By Patsy R. Brumfield/NEMS Daily Journal

HOUSTON, Texas – Accused swindler R. Allen Stanford will go on trial Jan. 23, charged with a $7.2 billion Ponzi scheme on investors.
U.S. District Judge David Hittner rejected a request to postpone the trial of the former billionaire who ran Houston-based Stanford Financial Group.
“The public’s interest in a speedy trial is particularly acute in such a case as this in which thousands of investors allegedly purchased CDs from Stanford under false pretenses and subsequently lost billions of dollars,” Hittner said in the ruling, issued Wednesday. “This trial will decide not just whether Stanford is guilty of the criminal charges, but also whether hundreds of millions of dollars of investor funds currently frozen may be forfeited and returned to his alleged victims.”

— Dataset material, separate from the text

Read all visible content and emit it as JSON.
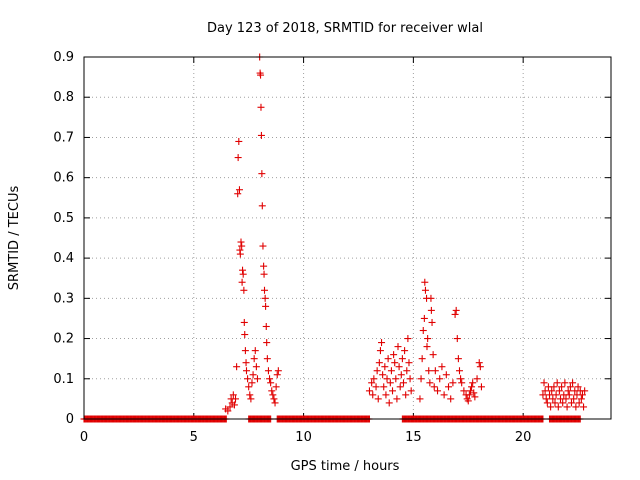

Jury selection will begin Jan. 23.
James M. Davis, a Baldwyn native, is expected to be the government’s key witness against Stanford, his college roommate who made him his second in command at the global company. Davis pleaded guilty to his part in the scheme in August 2009 and remains free on bond, reportedly working on his father-in-law’s farm in Michigan.

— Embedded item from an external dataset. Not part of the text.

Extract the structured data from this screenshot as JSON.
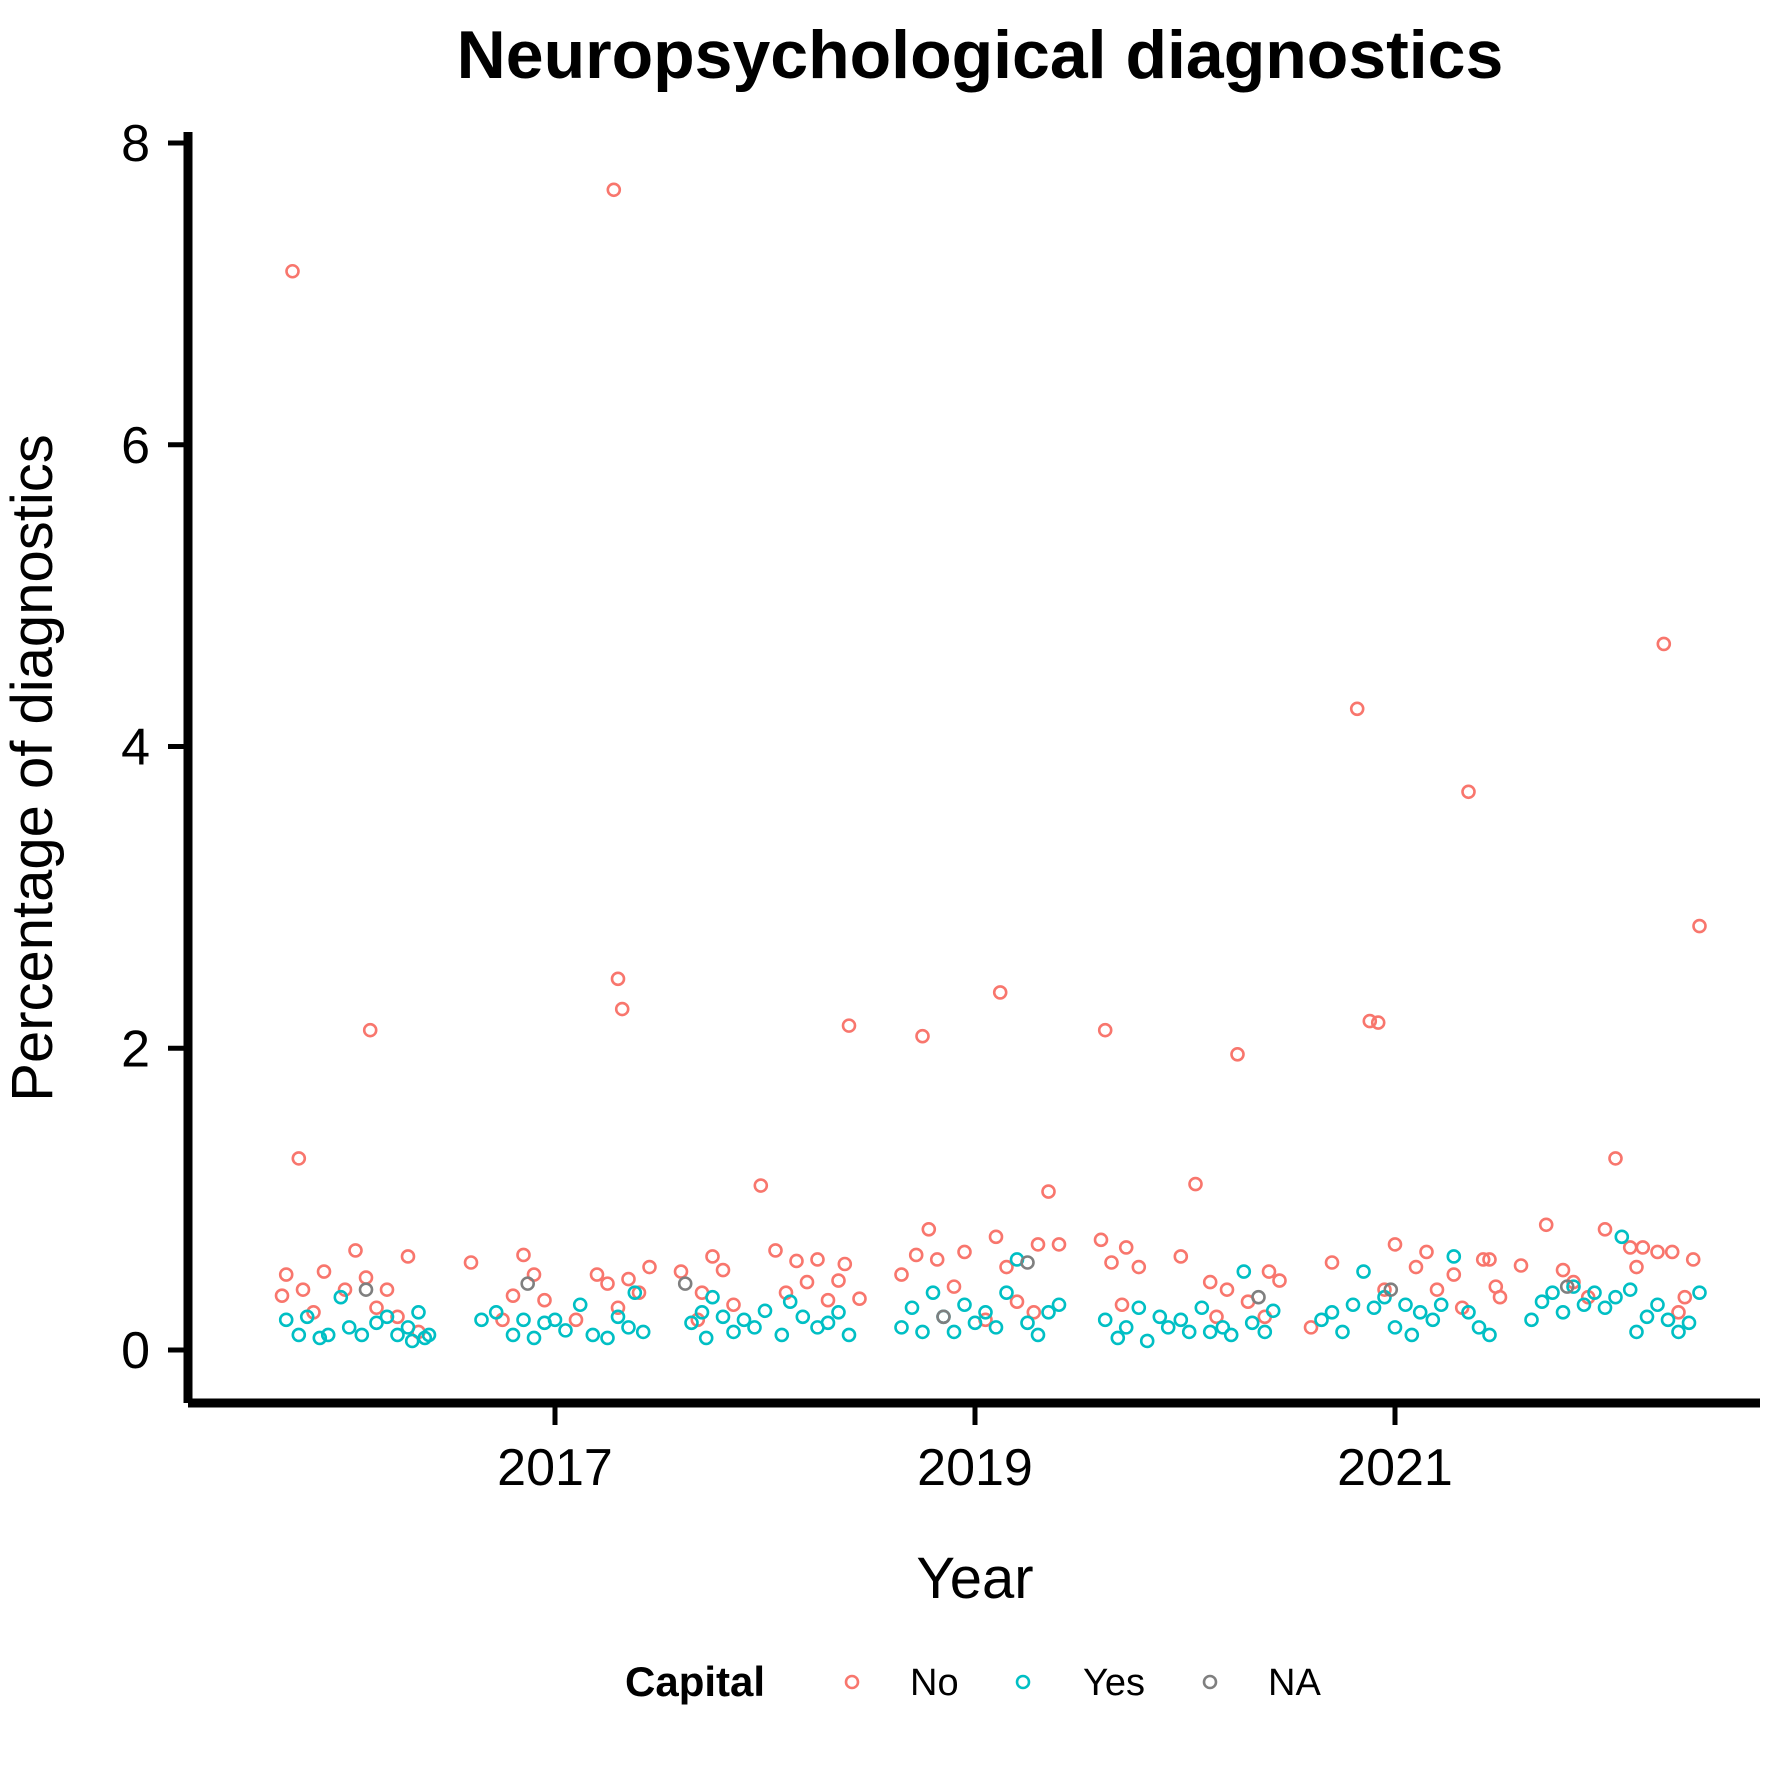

Stanford’s government-appointed lawyers claimed he suffered brain damage in a jailhouse attack that rendered him unable to assist in his own defense. His original trial date last January was postponed so the defendant could undergo a series of evaluations at a federal prison hospital.
Last week, Hittner ruled that Stanford was competent and on Wednesday denied the lawyers’ request for more time to prepare for trial.
Stanford, 61, maintains he is innocent of the 14 charges he faces. He has been held without bail since his June 2009 arrest.
A federal indictment alleges he and others – including Baldwyn native Laura Pendergest-Holt – defrauded investors who bought certificates of deposit issued by Stanford’s bank in the Caribbean island nation of Antigua.
She and two other co-defendants are free on bail and will be tried later, and a fourth is fighting extradition from Antigua.